An open letter from Kip Woodward
For the past four years, I have written in The Vancouver Sun at this time of year with a brief look at what the past 12 months have been like for Vancouver Coastal Health (VCH) and the million-plus people we serve. It has also been an opportunity to take a look at what might lie ahead, not just for us but our health system.
We provide care and support to Vancouver, Richmond, the North Shore, the Sunshine Coast, Whistler, Squamish, Bella Bella and Bella Coola. Our services are as diverse as the communities we serve.
One of the key benchmarks for health care services is what happens in hospital emergency departments (EDs). Last year, ED visits were up four per cent across VCH. In 2012? Up four per cent. 2011? Four per cent. This year? Another four per cent.
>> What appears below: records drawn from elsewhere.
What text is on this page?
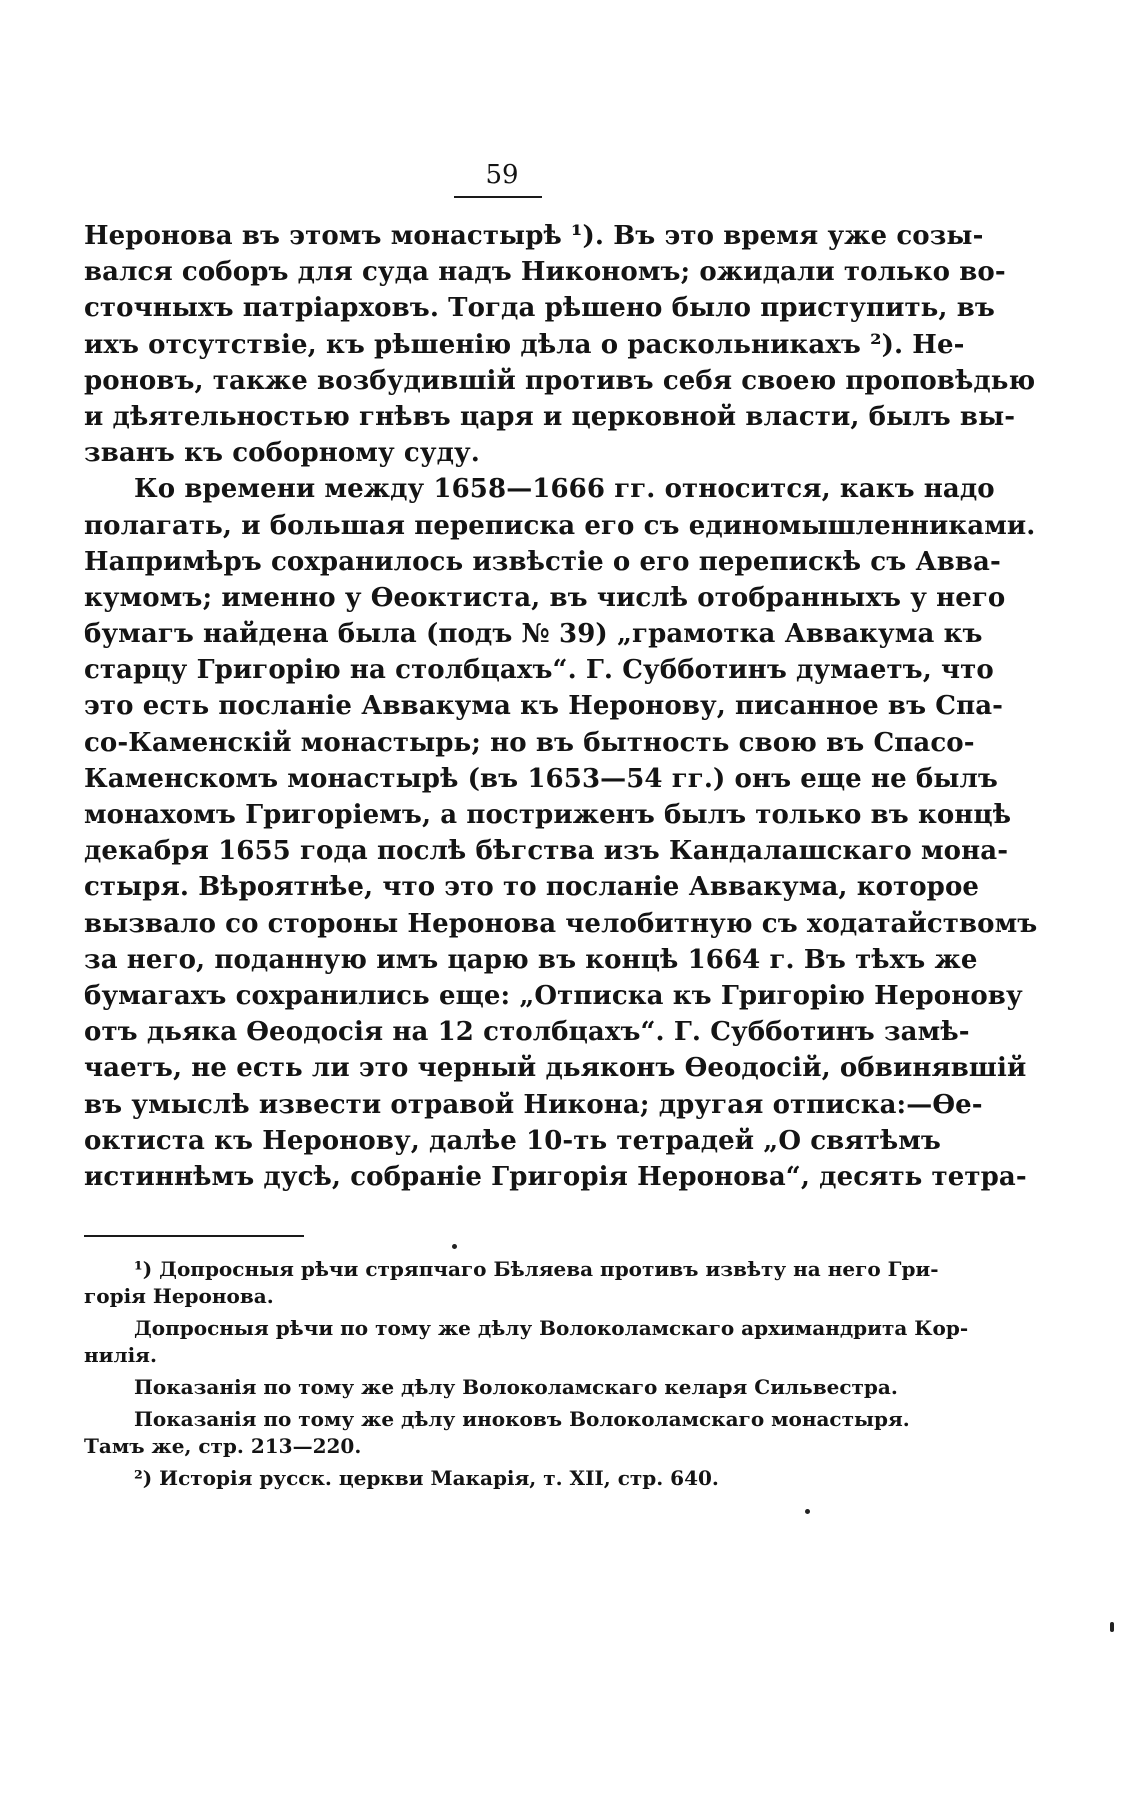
59
Неронова въ этомъ монастырѣ ¹). Въ это время уже созы-
вался соборъ для суда надъ Никономъ; ожидали только во-
сточныхъ патріарховъ. Тогда рѣшено было приступить, въ
ихъ отсутствіе, къ рѣшенію дѣла о раскольникахъ ²). Не-
роновъ, также возбудившій противъ себя своею проповѣдью
и дѣятельностью гнѣвъ царя и церковной власти, былъ вы-
званъ къ соборному суду.
Ко времени между 1658—1666 гг. относится, какъ надо
полагать, и большая переписка его съ единомышленниками.
Напримѣръ сохранилось извѣстіе о его перепискѣ съ Авва-
кумомъ; именно у Ѳеоктиста, въ числѣ отобранныхъ у него
бумагъ найдена была (подъ № 39) „грамотка Аввакума къ
старцу Григорію на столбцахъ“. Г. Субботинъ думаетъ, что
это есть посланіе Аввакума къ Неронову, писанное въ Спа-
со-Каменскій монастырь; но въ бытность свою въ Спасо-
Каменскомъ монастырѣ (въ 1653—54 гг.) онъ еще не былъ
монахомъ Григоріемъ, а постриженъ былъ только въ концѣ
декабря 1655 года послѣ бѣгства изъ Кандалашскаго мона-
стыря. Вѣроятнѣе, что это то посланіе Аввакума, которое
вызвало со стороны Неронова челобитную съ ходатайствомъ
за него, поданную имъ царю въ концѣ 1664 г. Въ тѣхъ же
бумагахъ сохранились еще: „Отписка къ Григорію Неронову
отъ дьяка Ѳеодосія на 12 столбцахъ“. Г. Субботинъ замѣ-
чаетъ, не есть ли это черный дьяконъ Ѳеодосій, обвинявшій
въ умыслѣ извести отравой Никона; другая отписка:—Ѳе-
октиста къ Неронову, далѣе 10-ть тетрадей „О святѣмъ
истиннѣмъ дусѣ, собраніе Григорія Неронова“, десять тетра-
¹) Допросныя рѣчи стряпчаго Бѣляева противъ извѣту на него Гри-
горія Неронова.
Допросныя рѣчи по тому же дѣлу Волоколамскаго архимандрита Кор-
нилія.
Показанія по тому же дѣлу Волоколамскаго келаря Сильвестра.
Показанія по тому же дѣлу иноковъ Волоколамскаго монастыря.
Тамъ же, стр. 213—220.
²) Исторія русск. церкви Макарія, т. XII, стр. 640.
Demand is rising, but rising consistently. Thankfully, the inspiring, committed front-line ED staff and doctors are handling that demand. They’re using their experience, practices, and outcomes to produce the innovations that make our health system better.
Of the patients who required admission to hospital from the ED this year, over 60 per cent were admitted within 10 hours — better than the provincial target of 55 per cent. Despite the increase in ED visitors, our admission rate was down 11 per cent. No, people aren’t being turned away or not receiving treatment. What’s happening is that VCH is increasing the effectiveness of the community services, facilities, and supports that help people stay out of hospital. The same holds true for the average length of stay. Down four per cent across VCH acute care and 5.4 per cent in mental health, the reduced length of stays is indicative of our efforts in securing earlier alternate treatment options for those who need them.
…we are in skilled, professional, and caring hands.
2014 may turn out to be a milestone year for VCH mental health facilities and programs. The HOpe Centre brings together clinicians and programs into a single, central location on the grounds of Lions Gate Hospital. In addition to in-patient psychiatry, the facility will include outpatient clinics, the Djavad Mowafaghian UBC Medical Education Centre, a clinical research trials unit, and a permanent home for B.C. Ambulance Services.
At Vancouver General Hospital, ground breaking occurred for the Joseph & Rosalie Segal Family Health Centre. Designed with input from mental health patients, families, health care providers and trauma care experts, the centre will support the transformation in the delivery of mental health care when it opens in 2017. Both of these projects were enabled by the generosity of two individuals who recognized mental health is a disease still marked with stigma and isolation.
This year marked the creation of the Assertive Outreach Teams at VCH, which bring a nurse, social worker, psychiatrist, physician and Vancouver police officers together to support people with severe addictions and mental health issues in order to transition them from local EDs in Vancouver to appropriate community services. This joint initiative with the VPD has reduced the amount of repetitive visits to key ERs by “frequent flyers.”
Also in Vancouver, our primary care redesign and expansion of youth services saw Raven Song Community Health Centre officially open its High Needs and Stabilization Clinic. The clinic refocuses VCH’s primary care resources on our most vulnerable and highly marginalized clients to provide better access to home care, public health and mental health and addictions services, and will result in improved health outcomes and fewer emergency department visits. Youth will also benefit through walk-in or pre-booked primary care appointments, plus direct access to social work, counselling, and mental health and addictions services.
And the year ahead? While VCH is on track to meet budget expectations — a critical achievement in an era of unrelenting pressure on resources — cost pressures are sure to provoke more discussion and debate. Demand in mental health and addictions, community care, and technology-based services will continue to rise. Access to Primary Care services will remain an important opportunity for improvement while incentive-based funding is becoming more widespread. Experience shows it can improve service and access for many procedures while containing costs.
We’re also likely to see broader discussion on electronic medical records and how to make them portable while preserving personal information and security in a digital world. VCH and our partners in government, Providence Health and the Provincial Health Services Authority, are working toward this as part of our Clinical & Systems Transformation project.
While it’s rewarding to note some of our achievements, we know we can always do better. The demands and expectations of our health care system are very high, but it’s a dynamic that brings out the best in our skilled and dedicated employees. It’s also a dynamic that lets us know — should any of us require health care services today, tomorrow, or in the new year — that we are in skilled, professional, and caring hands.
Kip Woodward is chair of Vancouver Coastal Health.
The above was published in the December 22, 2014 edition of the Vancouver Sun.